Paper
A Portable and Efficient Lagrangian Particle Capability for Idealized Atmospheric Phenomena
Presenter
John Dennis received a PhD in computer science in 2005. He is a Scientist in the Computer Information and Systems Laboratory at the National Center for Atmospheric Research. He co-leads a research group that focuses on improving the ability of large-scale geoscience applications to utilize current and future computing platforms. His research interests include parallel algorithm and compiler optimization, graph partitioning, and data-intensive computing.
Description
The Cloud Model version 1 is an atmospheric model that allows for idealized studies of atmospheric phenomena. A new Lagrangian microphysics capability has been added, enabling a significantly more accurate representation than the traditional bulk or multi-moment approaches frequently found in mesoscale atmospheric models. We have utilized a directive-based approach to enable a single source code to efficiently support execution on both CPU and GPU-based computing platforms.

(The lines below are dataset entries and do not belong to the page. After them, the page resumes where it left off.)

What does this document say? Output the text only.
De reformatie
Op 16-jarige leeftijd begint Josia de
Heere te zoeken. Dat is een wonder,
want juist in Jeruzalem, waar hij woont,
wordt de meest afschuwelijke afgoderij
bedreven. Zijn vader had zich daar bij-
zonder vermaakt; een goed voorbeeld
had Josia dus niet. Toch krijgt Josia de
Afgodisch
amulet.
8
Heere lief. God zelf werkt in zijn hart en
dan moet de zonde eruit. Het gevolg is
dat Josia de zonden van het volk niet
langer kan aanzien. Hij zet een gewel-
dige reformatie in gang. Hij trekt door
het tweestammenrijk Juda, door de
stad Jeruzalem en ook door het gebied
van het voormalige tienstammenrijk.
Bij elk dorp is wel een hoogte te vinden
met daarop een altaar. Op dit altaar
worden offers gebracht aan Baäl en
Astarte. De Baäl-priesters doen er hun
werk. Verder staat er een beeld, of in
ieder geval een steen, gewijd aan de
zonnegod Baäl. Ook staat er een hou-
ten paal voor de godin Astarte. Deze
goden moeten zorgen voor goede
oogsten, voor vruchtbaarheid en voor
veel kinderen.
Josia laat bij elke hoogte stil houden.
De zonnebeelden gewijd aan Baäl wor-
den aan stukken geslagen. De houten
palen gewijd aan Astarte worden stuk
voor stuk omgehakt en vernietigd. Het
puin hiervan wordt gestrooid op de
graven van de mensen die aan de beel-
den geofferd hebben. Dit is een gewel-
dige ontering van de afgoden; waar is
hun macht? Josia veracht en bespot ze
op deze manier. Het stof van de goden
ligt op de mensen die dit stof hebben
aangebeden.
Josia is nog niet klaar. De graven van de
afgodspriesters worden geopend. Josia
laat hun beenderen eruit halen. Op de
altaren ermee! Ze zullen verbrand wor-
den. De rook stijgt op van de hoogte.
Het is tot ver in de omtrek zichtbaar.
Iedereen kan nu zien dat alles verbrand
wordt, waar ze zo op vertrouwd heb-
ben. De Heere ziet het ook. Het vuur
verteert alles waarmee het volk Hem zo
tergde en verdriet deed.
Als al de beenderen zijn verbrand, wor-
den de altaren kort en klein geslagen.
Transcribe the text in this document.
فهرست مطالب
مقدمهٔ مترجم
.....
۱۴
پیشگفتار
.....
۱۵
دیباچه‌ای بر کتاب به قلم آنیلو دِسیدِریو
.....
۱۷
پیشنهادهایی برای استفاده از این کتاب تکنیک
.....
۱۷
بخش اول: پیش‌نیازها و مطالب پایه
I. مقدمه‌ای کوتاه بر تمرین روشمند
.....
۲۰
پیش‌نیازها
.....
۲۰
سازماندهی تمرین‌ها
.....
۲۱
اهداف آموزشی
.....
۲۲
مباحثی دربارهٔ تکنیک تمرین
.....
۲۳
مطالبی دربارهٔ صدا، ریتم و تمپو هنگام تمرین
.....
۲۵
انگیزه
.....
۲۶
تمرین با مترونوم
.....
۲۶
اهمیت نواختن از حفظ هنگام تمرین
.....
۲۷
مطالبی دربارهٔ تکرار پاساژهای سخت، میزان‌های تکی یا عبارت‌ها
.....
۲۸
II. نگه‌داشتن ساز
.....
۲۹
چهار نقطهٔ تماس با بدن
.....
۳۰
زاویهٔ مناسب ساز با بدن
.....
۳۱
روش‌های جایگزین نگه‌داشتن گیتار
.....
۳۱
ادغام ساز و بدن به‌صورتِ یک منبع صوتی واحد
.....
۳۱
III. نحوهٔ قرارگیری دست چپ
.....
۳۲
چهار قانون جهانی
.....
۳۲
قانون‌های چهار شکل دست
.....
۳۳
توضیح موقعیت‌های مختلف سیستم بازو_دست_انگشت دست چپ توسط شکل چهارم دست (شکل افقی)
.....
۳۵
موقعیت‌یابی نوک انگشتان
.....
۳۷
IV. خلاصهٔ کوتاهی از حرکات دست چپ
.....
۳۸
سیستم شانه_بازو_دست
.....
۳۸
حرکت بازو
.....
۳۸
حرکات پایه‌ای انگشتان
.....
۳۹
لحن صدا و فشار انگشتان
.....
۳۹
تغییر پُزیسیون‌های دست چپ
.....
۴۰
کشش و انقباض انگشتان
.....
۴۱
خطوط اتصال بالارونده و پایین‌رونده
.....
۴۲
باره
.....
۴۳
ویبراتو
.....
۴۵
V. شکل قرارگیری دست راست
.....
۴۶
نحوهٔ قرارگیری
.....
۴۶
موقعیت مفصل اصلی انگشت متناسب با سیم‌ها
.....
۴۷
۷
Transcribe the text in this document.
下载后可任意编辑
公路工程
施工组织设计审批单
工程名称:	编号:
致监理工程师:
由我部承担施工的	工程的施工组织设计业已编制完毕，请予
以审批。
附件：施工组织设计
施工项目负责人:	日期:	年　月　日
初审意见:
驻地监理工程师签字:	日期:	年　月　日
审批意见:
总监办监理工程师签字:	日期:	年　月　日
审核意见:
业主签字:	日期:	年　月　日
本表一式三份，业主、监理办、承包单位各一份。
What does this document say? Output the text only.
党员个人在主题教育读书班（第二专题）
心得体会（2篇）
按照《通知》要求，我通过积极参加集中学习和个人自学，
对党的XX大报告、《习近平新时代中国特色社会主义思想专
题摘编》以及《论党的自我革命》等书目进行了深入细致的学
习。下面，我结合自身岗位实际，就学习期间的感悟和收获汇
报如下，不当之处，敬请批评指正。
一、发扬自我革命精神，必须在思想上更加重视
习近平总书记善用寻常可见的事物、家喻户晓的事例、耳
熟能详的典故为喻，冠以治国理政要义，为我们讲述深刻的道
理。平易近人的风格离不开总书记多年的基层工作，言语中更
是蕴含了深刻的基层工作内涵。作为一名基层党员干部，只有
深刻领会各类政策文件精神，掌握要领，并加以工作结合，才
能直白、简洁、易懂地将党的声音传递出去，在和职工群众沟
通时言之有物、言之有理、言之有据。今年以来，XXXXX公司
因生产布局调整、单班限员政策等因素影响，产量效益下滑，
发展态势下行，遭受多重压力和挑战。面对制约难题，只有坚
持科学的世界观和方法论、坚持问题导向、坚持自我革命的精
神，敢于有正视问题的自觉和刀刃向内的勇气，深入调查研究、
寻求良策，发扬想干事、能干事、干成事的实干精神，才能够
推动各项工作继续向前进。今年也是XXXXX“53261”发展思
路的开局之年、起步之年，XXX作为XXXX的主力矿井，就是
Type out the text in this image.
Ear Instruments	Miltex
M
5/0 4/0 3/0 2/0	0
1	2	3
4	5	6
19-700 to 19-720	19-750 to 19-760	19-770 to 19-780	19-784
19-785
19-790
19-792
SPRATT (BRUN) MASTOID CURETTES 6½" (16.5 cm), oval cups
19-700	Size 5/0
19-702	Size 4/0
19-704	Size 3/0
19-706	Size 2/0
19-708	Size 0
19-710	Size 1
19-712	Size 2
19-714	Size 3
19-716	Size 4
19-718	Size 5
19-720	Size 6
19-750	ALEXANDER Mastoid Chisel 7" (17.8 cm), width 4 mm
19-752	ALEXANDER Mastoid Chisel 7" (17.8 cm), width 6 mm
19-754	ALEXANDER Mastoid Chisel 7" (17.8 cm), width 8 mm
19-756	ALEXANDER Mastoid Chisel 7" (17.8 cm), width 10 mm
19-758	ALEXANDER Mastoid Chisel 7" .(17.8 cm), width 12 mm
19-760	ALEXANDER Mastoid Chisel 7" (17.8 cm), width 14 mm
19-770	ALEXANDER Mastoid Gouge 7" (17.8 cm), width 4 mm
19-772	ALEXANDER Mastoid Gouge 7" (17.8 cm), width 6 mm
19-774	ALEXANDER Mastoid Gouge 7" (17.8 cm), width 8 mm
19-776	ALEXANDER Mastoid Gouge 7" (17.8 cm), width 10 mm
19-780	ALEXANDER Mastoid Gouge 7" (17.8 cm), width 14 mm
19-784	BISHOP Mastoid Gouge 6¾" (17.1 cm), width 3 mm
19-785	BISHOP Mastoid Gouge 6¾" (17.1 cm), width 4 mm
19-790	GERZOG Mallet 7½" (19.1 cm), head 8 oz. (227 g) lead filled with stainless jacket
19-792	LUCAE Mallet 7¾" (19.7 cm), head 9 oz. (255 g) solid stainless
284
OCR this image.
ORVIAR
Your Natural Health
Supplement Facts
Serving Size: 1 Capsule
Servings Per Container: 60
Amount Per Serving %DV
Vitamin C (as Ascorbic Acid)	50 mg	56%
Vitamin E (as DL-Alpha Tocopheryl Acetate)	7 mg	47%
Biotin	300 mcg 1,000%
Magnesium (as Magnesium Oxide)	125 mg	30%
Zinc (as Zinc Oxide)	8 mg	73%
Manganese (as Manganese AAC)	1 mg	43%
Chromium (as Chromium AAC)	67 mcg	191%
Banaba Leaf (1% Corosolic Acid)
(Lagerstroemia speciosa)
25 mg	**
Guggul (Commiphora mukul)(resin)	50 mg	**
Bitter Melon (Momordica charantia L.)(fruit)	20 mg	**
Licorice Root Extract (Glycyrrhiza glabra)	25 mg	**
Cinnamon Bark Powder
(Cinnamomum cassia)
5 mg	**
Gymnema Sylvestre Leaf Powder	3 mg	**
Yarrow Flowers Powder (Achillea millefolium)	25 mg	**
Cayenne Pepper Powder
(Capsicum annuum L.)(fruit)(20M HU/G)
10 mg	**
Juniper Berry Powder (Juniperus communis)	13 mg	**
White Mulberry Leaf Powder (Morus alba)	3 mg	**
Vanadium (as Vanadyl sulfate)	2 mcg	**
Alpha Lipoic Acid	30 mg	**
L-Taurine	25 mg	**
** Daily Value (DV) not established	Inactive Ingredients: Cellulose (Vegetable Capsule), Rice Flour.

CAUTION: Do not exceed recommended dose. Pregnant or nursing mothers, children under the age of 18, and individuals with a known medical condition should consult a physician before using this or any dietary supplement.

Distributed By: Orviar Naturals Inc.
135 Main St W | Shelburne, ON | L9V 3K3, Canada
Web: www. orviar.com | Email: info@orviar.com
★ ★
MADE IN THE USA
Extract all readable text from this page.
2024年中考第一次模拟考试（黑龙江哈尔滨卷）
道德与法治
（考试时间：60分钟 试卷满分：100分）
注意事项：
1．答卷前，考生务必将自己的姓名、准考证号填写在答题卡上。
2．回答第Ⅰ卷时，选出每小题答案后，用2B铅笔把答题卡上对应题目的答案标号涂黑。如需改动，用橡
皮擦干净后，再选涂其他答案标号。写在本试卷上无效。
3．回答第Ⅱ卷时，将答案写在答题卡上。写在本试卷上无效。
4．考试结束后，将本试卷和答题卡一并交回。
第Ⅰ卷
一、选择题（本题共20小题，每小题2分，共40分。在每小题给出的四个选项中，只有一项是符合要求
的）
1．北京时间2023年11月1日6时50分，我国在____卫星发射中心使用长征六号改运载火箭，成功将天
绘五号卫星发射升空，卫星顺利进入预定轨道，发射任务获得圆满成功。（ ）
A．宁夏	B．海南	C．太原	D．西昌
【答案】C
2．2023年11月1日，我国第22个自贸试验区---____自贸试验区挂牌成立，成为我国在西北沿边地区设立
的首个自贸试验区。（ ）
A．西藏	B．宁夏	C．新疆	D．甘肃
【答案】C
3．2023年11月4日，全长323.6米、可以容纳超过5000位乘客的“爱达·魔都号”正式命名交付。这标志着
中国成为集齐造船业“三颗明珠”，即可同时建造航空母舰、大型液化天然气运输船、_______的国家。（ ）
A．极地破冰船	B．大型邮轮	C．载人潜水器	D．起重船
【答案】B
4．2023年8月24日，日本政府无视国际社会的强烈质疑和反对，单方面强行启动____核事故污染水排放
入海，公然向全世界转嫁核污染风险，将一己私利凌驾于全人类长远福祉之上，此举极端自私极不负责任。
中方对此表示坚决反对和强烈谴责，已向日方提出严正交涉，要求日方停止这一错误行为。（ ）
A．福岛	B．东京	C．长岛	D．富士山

In addition to the use of accelerator directives, changes to the data structures and the message-passing approach used by the Lagrangian particle-based microphysics module were necessary to enable efficient execution for a large number of particles. We focus on a configuration that will be used to investigate the impact of oceanic sea-spray on the atmospheric boundary layer within a hurricane. We observe a factor of $5.1 \times$ reduction in time to the solution when comparing the execution time for 256 NVIDIA A100 GPUs versus 256 AMD Epyc\textsuperscript{TM} Milan-based compute nodes using 1 billion particles.